The main objective of this work is to develop and validate LIFE.PTML-based chemoinformatic models capable of predicting assay efficacy with high accuracy. These models are trained using both linear and non-linear ML algorithms, including Random Forest, SVM, Decision Tree, K-Nearest Neighbors, Gradient Boosting, and XGBoost.

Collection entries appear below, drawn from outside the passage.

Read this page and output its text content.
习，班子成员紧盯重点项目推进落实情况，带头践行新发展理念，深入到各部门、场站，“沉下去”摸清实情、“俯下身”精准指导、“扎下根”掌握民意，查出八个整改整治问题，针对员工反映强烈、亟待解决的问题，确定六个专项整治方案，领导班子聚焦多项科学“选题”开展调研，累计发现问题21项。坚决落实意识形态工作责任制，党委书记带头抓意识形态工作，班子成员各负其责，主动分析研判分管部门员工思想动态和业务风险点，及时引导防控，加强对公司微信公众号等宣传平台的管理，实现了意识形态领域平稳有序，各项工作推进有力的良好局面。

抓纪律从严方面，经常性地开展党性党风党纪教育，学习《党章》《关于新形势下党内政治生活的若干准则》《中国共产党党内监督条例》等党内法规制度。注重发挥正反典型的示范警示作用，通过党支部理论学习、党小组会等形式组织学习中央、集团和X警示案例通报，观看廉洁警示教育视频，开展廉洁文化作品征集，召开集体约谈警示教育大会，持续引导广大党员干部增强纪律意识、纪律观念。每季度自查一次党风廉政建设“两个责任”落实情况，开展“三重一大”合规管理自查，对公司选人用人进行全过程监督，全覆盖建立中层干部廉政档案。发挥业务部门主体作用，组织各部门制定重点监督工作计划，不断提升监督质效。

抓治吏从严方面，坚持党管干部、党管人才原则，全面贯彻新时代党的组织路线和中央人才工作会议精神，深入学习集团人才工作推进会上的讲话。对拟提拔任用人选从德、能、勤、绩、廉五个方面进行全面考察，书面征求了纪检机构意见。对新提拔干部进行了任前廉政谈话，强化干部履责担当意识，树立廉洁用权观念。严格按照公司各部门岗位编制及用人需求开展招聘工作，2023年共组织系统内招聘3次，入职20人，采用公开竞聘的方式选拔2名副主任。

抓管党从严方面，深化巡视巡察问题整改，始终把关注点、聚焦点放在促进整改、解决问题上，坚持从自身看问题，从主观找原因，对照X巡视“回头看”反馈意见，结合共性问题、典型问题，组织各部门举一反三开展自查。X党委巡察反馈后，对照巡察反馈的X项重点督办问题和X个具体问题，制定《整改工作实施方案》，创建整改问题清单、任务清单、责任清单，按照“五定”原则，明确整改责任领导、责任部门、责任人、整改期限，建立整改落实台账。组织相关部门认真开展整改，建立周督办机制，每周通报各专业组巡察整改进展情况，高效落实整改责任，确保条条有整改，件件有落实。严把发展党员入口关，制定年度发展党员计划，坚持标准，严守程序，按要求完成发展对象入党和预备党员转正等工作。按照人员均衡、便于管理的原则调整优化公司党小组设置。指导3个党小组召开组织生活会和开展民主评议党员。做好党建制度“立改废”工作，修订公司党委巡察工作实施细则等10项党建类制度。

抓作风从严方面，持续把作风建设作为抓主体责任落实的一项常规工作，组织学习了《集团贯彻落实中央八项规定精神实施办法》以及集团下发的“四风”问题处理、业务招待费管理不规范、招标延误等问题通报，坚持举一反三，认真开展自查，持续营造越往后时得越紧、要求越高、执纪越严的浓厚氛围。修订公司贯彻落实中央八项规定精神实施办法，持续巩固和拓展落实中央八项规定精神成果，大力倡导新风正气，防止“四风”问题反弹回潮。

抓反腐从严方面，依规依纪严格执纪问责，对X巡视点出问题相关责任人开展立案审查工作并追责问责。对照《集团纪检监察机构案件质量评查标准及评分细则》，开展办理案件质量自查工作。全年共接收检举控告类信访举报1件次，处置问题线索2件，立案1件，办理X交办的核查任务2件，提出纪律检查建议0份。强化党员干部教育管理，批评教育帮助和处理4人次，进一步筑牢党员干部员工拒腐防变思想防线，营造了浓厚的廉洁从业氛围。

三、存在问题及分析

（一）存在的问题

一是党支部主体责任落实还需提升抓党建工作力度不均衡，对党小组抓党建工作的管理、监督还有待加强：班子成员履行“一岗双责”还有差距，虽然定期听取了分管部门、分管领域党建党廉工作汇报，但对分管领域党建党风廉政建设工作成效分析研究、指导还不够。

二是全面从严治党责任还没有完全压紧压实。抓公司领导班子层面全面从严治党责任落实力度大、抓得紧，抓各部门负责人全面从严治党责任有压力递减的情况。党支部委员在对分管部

By combining multi-source data, perturbation quantification, and advanced non-linear modeling, the LIFE.PTML approach aims to improve predictive accuracy, generalizability, and interpretability of chemoinformatic models in complex biological systems.

2. Materials and Methods

LIFE.PTML analysis involved four phases: the IF process, E part, PT variability quantification, and AI/ML algorithm training, validation, and use. In the initial IF phase, data gathering, data curation and data pre-processing tasks were carried out. In fact, system conceptualization is conceptual decomposition of the system into different sub-systems that are easy to study. In this case, the system was theoretically divided into two subsystems: drug information related to assays and protein data related to assays. Taking this into account, databases were examined and processed. Continuing the LIFE.PTML process, in the PT phase, the reference function and perturbation theory operators (PTO) or moving averages (MA) were calculated, which are used to quantify all the perturbations/variability on the input variables for all subsystems of the query system with respect to conditions or labels for the systems of reference. Lastly, the ML-Phase involved the training and validation of different ML models [6,7,8,13,14]. The general procedure followed in this part can be seen schematically in Figure 1.

2.1. Information Fusion

In the first stage, the Information Fusion (IF) phase, the dataset was constructed using the ChEMBL (ChEMBL_35)database by retrieving assays involving proteins associated with calmodulin (CaM) within the Ca²⁺ signaling pathway, as defined in KEGG [15,16,17]. This procedure provided approximately 4000 assays, including responses of CaM- and riluzole-related compounds, where the activity values varied according to the compound tested and the experimental conditions. To complement this information, protein data were collected from NCBI resources [18,19], using GenBank (268.0) and Protein BLAST to obtain the FASTA sequences and the three biologically active domains of each protein. Once gathered, descriptors were calculated and classified into drug-related and protein-related categories. Drug descriptors included molecular weight, Lipinski’s Rule of Five, LogP [20,21,22], interatomic electronegativity, van der Waals surface area, and assay-specific variables such as inhibitor and substrate concentrations [23]. Protein descriptors were obtained through the MARCH-INSIDE 2.0^® program, which encodes physicochemical properties such as electronegativity, polarity, and acidity along the amino acid sequence, propagating them through the residue network of each domain to generate quantitative values used as model inputs.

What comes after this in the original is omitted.